I live on the corner of being able to somewhat function and falling completely apart. Sometimes I go slightly in one direction before boomeranging back to my corner again. I have good days and bad days. I have days I might genuinely smile and laugh when, even though my depression is present, I still feel like I am running the show. I have moderate days where I’m still able to pretend I’m OK and do enough for myself that others don’t readily worry. And I have days where I desperately need help if I have any hope of getting anything constructive done, otherwise I would just sit there in an agonizing numbness, staring blankly into the abyss. But to be fair, I’ve seen people who struggle with painful afflictions such as arthritis, who have good days where they are able to get out, go for a walk and run errands, powering through the pain, and other days where it is difficult to even pull themselves out of bed. The difference is that mental illness presents itself to the mind instead of the body and is not as easily seen.
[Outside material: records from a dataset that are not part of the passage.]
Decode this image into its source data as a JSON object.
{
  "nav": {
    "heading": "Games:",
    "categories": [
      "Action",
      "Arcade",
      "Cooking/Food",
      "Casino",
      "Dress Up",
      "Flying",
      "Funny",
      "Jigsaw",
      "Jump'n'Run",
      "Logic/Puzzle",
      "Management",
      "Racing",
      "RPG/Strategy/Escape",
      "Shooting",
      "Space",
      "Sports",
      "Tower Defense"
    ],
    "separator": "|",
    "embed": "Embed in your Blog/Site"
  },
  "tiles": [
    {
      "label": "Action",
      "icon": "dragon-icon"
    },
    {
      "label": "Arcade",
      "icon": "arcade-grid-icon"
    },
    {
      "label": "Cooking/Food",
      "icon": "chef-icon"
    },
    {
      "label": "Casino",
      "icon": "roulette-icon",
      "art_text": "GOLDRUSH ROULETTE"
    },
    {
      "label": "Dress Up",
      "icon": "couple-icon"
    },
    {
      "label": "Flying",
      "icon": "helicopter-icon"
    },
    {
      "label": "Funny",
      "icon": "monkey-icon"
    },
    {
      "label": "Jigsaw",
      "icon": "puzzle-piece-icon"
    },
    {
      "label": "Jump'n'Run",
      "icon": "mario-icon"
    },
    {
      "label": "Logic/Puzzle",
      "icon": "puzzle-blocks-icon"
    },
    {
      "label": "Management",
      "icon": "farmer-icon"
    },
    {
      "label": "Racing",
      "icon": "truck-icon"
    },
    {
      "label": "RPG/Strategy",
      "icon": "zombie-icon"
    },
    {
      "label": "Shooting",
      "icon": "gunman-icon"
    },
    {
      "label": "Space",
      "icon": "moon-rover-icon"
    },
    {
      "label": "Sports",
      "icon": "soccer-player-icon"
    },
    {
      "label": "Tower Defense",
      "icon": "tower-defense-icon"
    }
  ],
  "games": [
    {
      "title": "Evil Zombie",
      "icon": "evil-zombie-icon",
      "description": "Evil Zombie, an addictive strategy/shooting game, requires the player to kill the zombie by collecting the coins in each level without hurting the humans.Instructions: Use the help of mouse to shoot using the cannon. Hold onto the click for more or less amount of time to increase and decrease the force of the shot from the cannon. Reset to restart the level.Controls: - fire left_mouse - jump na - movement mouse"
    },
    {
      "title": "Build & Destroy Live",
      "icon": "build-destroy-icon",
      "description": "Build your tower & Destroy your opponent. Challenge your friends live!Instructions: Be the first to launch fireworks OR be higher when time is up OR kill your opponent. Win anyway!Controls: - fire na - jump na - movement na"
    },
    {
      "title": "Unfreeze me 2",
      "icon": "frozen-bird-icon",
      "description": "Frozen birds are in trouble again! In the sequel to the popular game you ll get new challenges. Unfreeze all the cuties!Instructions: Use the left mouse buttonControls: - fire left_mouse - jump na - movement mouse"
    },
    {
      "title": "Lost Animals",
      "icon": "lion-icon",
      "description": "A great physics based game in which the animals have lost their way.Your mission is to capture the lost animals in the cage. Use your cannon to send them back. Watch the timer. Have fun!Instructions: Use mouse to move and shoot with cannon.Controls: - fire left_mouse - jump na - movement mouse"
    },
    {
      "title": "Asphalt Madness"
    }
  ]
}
Over time, as I get older, my completely functional days are becoming less frequent. I find myself struggling more and more as my mental illness compounds upon itself. I honestly need to give myself a break on my functional days and learn to count them as blessings instead of worrying what others might think or how they might judge me. Being able to function again, albeit for a short unexpected period here and there, should always be celebrated as a good thing. After all, I’m right on that corner and could go either way.

This piece originally appeared on the author’s blog.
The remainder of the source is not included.